Sounds can be registered as trademarks in the United States. For example, the familiar three-tone chime of the National Broadcasting Corporation (NBC) has been registered. Other well-known sound trademarks include the lion’s roar of MGM, the Harlem Globetrotter’s theme song, “Sweet Georgia Brown,” and the spoken words AT&T accompanied by music.

However, not all companies are successful in securing sounds. In 1994, Harley-Davidson Inc. tried to file as a registered trademark the exhaust sound of its motorcycle engine. Several competitors opposed the move. Years later, Harley withdrew the application.
 

  Internationally, there is no consensus on whether a sound can be protected as a trademark. In one case in November of 2003, the European Court of Justice in Luxembourg ruled that the musical sounds of Beethoven’s piano composition For Elisa could be registered as a trademark but “cock-a-doodle-doo” could not. Both sounds had been used in the advertising of a Dutch business.
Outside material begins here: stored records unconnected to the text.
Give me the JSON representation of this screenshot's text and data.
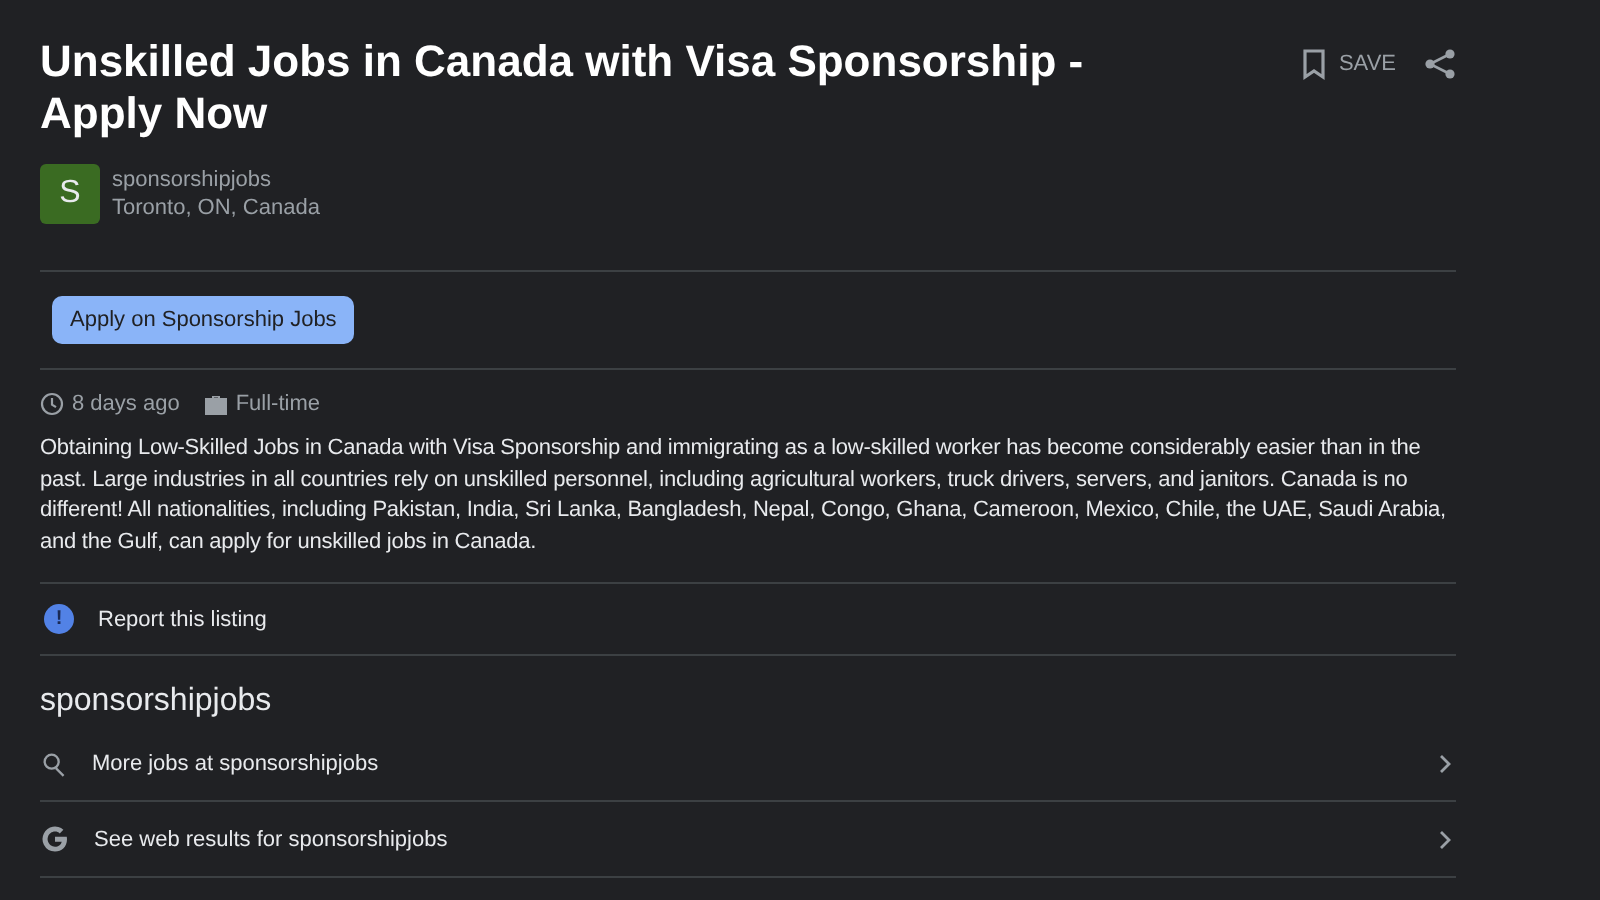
{
  "job": {
    "title": "Unskilled Jobs in Canada with Visa Sponsorship - Apply Now",
    "save_label": "SAVE",
    "avatar_letter": "S",
    "employer": "sponsorshipjobs",
    "location": "Toronto, ON, Canada"
  },
  "apply_button": "Apply on Sponsorship Jobs",
  "meta": {
    "posted": "8 days ago",
    "type": "Full-time"
  },
  "description": "Obtaining Low-Skilled Jobs in Canada with Visa Sponsorship and immigrating as a low-skilled worker has become considerably easier than in the past. Large industries in all countries rely on unskilled personnel, including agricultural workers, truck drivers, servers, and janitors. Canada is no different! All nationalities, including Pakistan, India, Sri Lanka, Bangladesh, Nepal, Congo, Ghana, Cameroon, Mexico, Chile, the UAE, Saudi Arabia, and the Gulf, can apply for unskilled jobs in Canada.",
  "report": {
    "icon": "!",
    "label": "Report this listing"
  },
  "employer_section": {
    "heading": "sponsorshipjobs",
    "links": [
      {
        "kind": "search",
        "label": "More jobs at sponsorshipjobs"
      },
      {
        "kind": "google",
        "label": "See web results for sponsorshipjobs"
      }
    ]
  }
}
The Luxembourg court said a sound can be a trademark if it is distinctive and can be represented graphically, especially by figures, lines or characters. For Elisa met that standard but the sound of a crowing cock (“Cock-a-doodle-doo” or “Kukelekuuuuu” in Dutch) did not.
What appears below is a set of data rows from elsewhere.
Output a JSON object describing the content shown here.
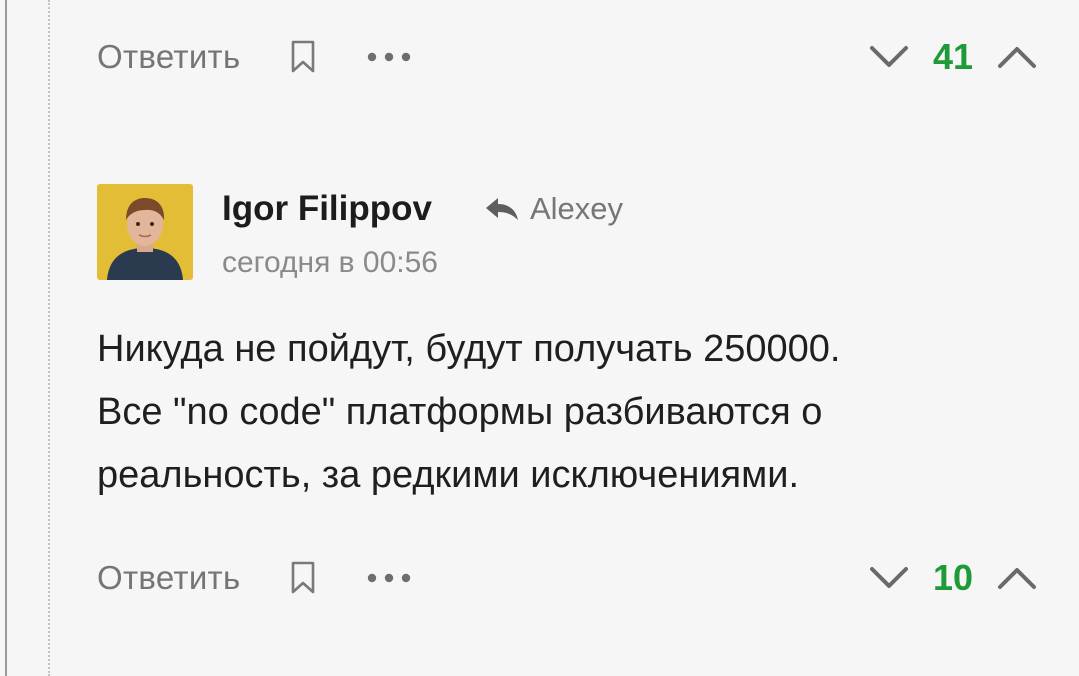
{
  "prev_comment": {
    "actions": {
      "reply_label": "Ответить",
      "score": "41"
    }
  },
  "comment": {
    "author": "Igor Filippov",
    "reply_to": "Alexey",
    "timestamp": "сегодня в 00:56",
    "text_lines": [
      "Никуда не пойдут, будут получать 250000.",
      "Все \"no code\" платформы разбиваются о",
      "реальность, за редкими исключениями."
    ],
    "actions": {
      "reply_label": "Ответить",
      "score": "10"
    }
  },
  "icons": {
    "bookmark": "bookmark-icon",
    "more": "more-dots-icon",
    "vote_down": "chevron-down-icon",
    "vote_up": "chevron-up-icon",
    "reply_arrow": "reply-arrow-icon"
  },
  "colors": {
    "score_positive": "#1e9a38",
    "background": "#f6f6f6",
    "secondary_text": "#757575",
    "avatar_background": "#e7c23a"
  }
}
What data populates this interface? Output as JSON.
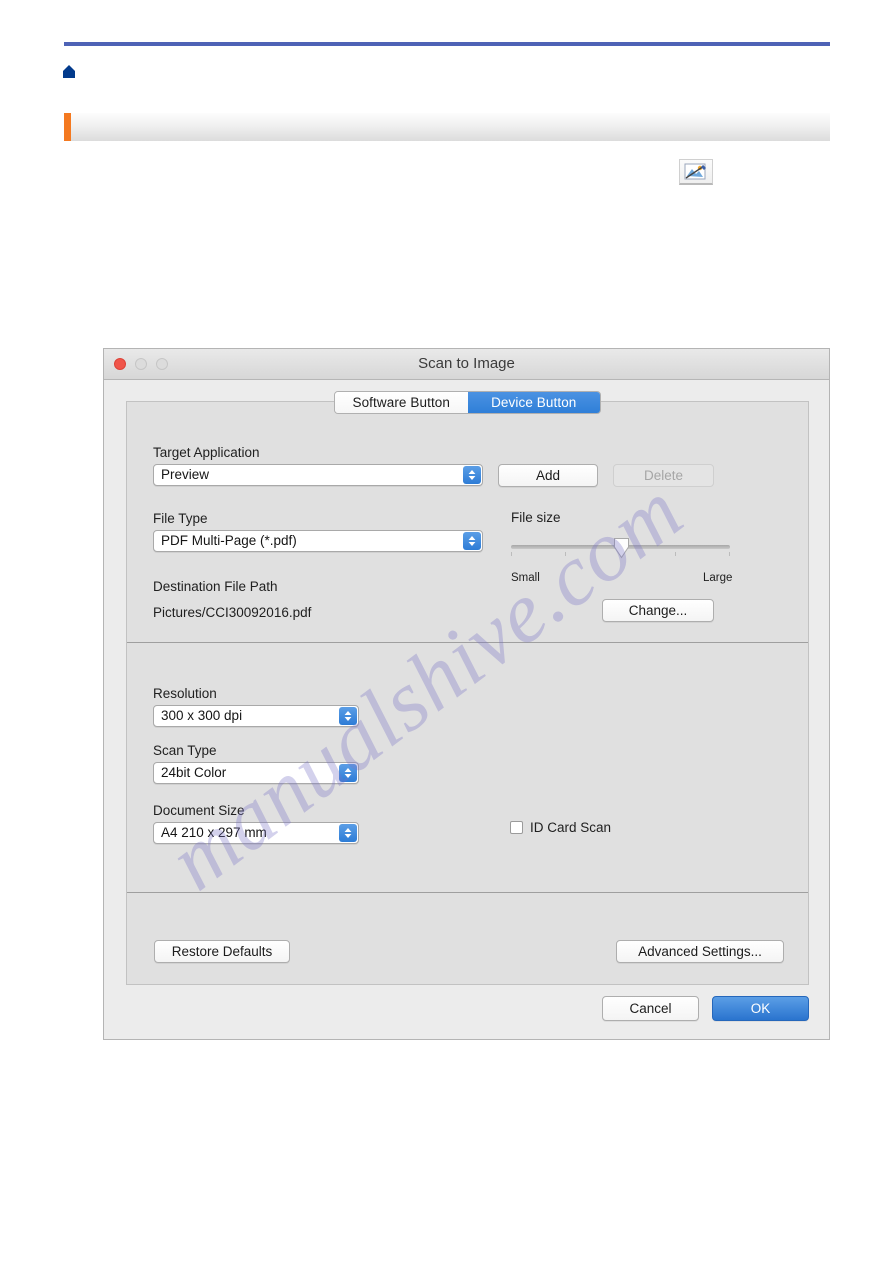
{
  "page": {
    "home_icon": "home-icon",
    "app_icon": "scan-to-image-app-icon",
    "watermark_text": "manualshive.com"
  },
  "colors": {
    "rule_blue": "#4e63b6",
    "accent_orange": "#f47920",
    "tab_active_blue": "#2f7fd8",
    "primary_button_blue": "#2a74ce",
    "close_red": "#f0554a"
  },
  "dialog": {
    "title": "Scan to Image",
    "traffic_lights": [
      "close",
      "minimize",
      "maximize"
    ],
    "tabs": [
      {
        "label": "Software Button",
        "active": false
      },
      {
        "label": "Device Button",
        "active": true
      }
    ],
    "fields": {
      "target_application": {
        "label": "Target Application",
        "value": "Preview"
      },
      "file_type": {
        "label": "File Type",
        "value": "PDF Multi-Page (*.pdf)"
      },
      "destination_file_path": {
        "label": "Destination File Path",
        "value": "Pictures/CCI30092016.pdf"
      },
      "resolution": {
        "label": "Resolution",
        "value": "300 x 300 dpi"
      },
      "scan_type": {
        "label": "Scan Type",
        "value": "24bit Color"
      },
      "document_size": {
        "label": "Document Size",
        "value": "A4 210 x 297 mm"
      },
      "id_card_scan": {
        "label": "ID Card Scan",
        "checked": false
      }
    },
    "file_size": {
      "label": "File size",
      "min_label": "Small",
      "max_label": "Large",
      "position_percent": 50
    },
    "buttons": {
      "add": "Add",
      "delete": "Delete",
      "change": "Change...",
      "restore_defaults": "Restore Defaults",
      "advanced_settings": "Advanced Settings...",
      "cancel": "Cancel",
      "ok": "OK"
    }
  }
}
Protecting sound trademarks can pose some unique challenges, according to a report by the International Trademark Association. Under most conventions and countries’ laws, “the definition of a trademark either encompasses sound as a trademark, or at the very least, does not exclude such marks.” However, the report noted, “only a very few countries have developed any standards or requirements for obtaining registration of sound trademarks.”